To produce a null distribution for assessing the significance of the correlation between the unthresholded statistical maps (data‐per‐vertex, ‘dpv’) we used spin permutations, results are shown in Figure 3. Almost no rotations (p = 0.0009) of the left hemisphere produced a stronger alignment of the effects than was actually observed, while the right hemisphere seems to correspond less closely, but was still significant (p = 0.0491) at the 5% significance level.
Correlation of effects under spin permutation null model. The histogram shows the frequency distribution of correlations for different randomised spins of the unthresholded, uncorrected statistical maps for delay discounting (mAUC) and head motion. The black line indicates the actually observed correlation when keeping the statistical maps in their original position. The probability values indicate the proportion of spin permutations that produced a higher correlation than was actually observed.
Discussion
4
Key Findings and Implications
4.1
Our analysis of the large HCP dataset found no significant effect of delay discounting on cortical thickness, either at the whole‐brain average level (Table 2), within parcellated cortical regions after FDR correction (Tables 5 and S2), or examining vertex‐wise data of the cortical surface (Figure 1C).
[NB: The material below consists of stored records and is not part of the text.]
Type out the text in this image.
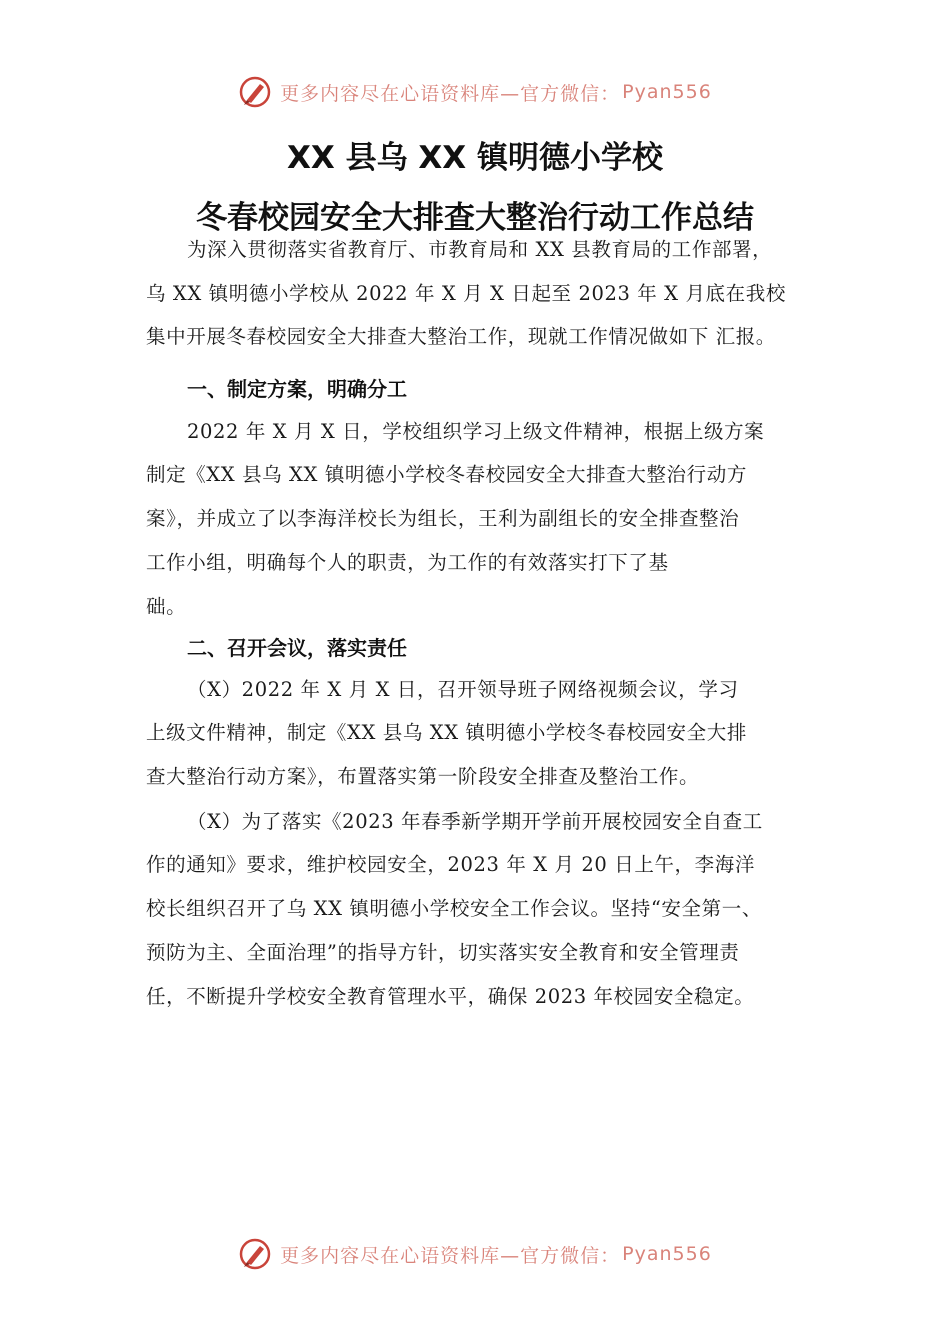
更多内容尽在心语资料库—官方微信： Pyan556
XX 县乌 XX 镇明德小学校
冬春校园安全大排查大整治行动工作总结
为深入贯彻落实省教育厅、市教育局和 XX 县教育局的工作部署，
乌 XX 镇明德小学校从 2022 年 X 月 X 日起至 2023 年 X 月底在我校
集中开展冬春校园安全大排查大整治工作，现就工作情况做如下 汇报。
一、制定方案，明确分工
2022 年 X 月 X 日，学校组织学习上级文件精神，根据上级方案
制定《XX 县乌 XX 镇明德小学校冬春校园安全大排查大整治行动方
案》，并成立了以李海洋校长为组长，王利为副组长的安全排查整治
工作小组，明确每个人的职责，为工作的有效落实打下了基
础。
二、召开会议，落实责任
（X）2022 年 X 月 X 日，召开领导班子网络视频会议，学习
上级文件精神，制定《XX 县乌 XX 镇明德小学校冬春校园安全大排
查大整治行动方案》，布置落实第一阶段安全排查及整治工作。
（X）为了落实《2023 年春季新学期开学前开展校园安全自查工
作的通知》要求，维护校园安全，2023 年 X 月 20 日上午，李海洋
校长组织召开了乌 XX 镇明德小学校安全工作会议。坚持“安全第一、
预防为主、全面治理”的指导方针，切实落实安全教育和安全管理责
任，不断提升学校安全教育管理水平，确保 2023 年校园安全稳定。
更多内容尽在心语资料库—官方微信： Pyan556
This difference from previously reported findings detailed in Table 1 may be partly due to the larger sample size than previous studies. Although some of the studies reviewed used the same dataset (Garzón et al. 2023; Owens et al. 2017; Sadeh et al. 2023), only Garzón et al. (2023) used a method that takes into account family structure in the HCP sample (via PALM; Winkler et al. 2014, 2015), also finding no significant relation of delay discounting with cortical thickness. Nevertheless, the grey matter linked‐ICA component Garzón et al. identified as correlated with delay discounting was most heavily loaded in areas that appear severely affected by head‐motion artifacts, such as parts of the temporal gyrus (especially temporal pole) and sensorimotor cortex (cf. Figure 1B,C). We furthermore verified via spin permutation testing that the vertex‐wise reductions in cortical thickness associated with delay discounting in our analysis are significantly aligned with the (much stronger) head motion effects that we identified using the same method (Figure 3).
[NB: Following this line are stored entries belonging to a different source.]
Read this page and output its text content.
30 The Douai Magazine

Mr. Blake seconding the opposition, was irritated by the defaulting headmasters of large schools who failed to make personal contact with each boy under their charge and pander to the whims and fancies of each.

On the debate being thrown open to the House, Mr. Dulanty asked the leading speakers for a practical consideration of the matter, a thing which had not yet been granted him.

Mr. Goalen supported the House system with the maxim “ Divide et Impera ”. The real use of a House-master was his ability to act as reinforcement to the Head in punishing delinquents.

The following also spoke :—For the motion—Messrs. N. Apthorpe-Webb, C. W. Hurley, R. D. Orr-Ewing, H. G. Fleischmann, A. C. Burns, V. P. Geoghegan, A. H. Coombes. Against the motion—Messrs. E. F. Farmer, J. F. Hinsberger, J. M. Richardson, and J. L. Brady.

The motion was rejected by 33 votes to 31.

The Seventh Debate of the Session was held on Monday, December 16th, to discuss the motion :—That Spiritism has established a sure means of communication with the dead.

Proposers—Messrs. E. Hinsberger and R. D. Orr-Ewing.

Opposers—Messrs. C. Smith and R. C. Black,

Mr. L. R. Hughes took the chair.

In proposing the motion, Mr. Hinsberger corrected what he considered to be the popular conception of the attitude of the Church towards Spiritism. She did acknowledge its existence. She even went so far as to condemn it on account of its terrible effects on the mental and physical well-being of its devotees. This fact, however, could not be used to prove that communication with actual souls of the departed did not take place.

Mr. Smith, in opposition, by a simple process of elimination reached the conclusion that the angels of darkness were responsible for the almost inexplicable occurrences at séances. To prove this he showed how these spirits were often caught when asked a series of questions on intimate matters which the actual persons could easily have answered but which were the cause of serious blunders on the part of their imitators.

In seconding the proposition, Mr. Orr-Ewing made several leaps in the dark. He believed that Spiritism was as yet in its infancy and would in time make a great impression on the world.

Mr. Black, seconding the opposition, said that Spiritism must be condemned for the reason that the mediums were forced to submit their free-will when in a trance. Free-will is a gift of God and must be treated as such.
In contrast to the thickness results, whole‐brain analysis of cortical grey matter volume with the mixed‐effects regression found that delay discounting had a small but significant effect (positive with respect to AUC, meaning more discounting is associated with less volume), while head motion was not associated with altered volume despite reducing estimated cortical thickness, possibly due to increasing apparent surface area (Table S3). This delay discounting volume difference was not significant after FDR correction in any of the Desikan‐Killiany parcellated regions (see Table S2).
The results reported here illustrate the risk of motion bias in cortical morphometry estimates (Reuter et al. 2015). The movement effects discovered here are strong and more widespread than brain‐behaviour associations typically reported. They cover a broad range of specialised regions of cortex with little by way of common functional role, but which nonetheless have been implicated in many studies of delay discounting behaviour (cf. regions listed in Table 1). There is therefore a high risk that head motion has biassed the previous research findings linking delay discounting with cortical morphometry.
Our results stress the importance of accounting for motion‐related effects when identifying correlations between cortical morphometry and behavioural variables, such as delay discounting, that correlate with in‐scanner head movement, echoing earlier work by Kong et al. (2014) on movement confounds in fMRI studies of impulsivity. It is notable that cortical thinning effects of motion are easy to detect even in the presence of proper quality control measures and using only point estimates of head movement as the independent variable. In the worst‐case scenario, apparent differences in brain morphology associated with delay discounting and impulsivity may be entirely the result of differences in head movement (see also Madan 2018). Therefore, it is crucial to take measures to improve the reliability of brain‐behaviour associations discovered.
Limitations
4.2
The alignment between motion and delay discounting effects was barely significant in the right hemisphere (Figure 3), which may be connected to the hemispheric asymmetry observed in the motion and delay discounting effects (Figure 1B,C) which may result from some geometric distortion introduced by the registration to the symmetric FS_LR_32k mesh used in the HCP, or bias in the directionality of head motion (Figure S2).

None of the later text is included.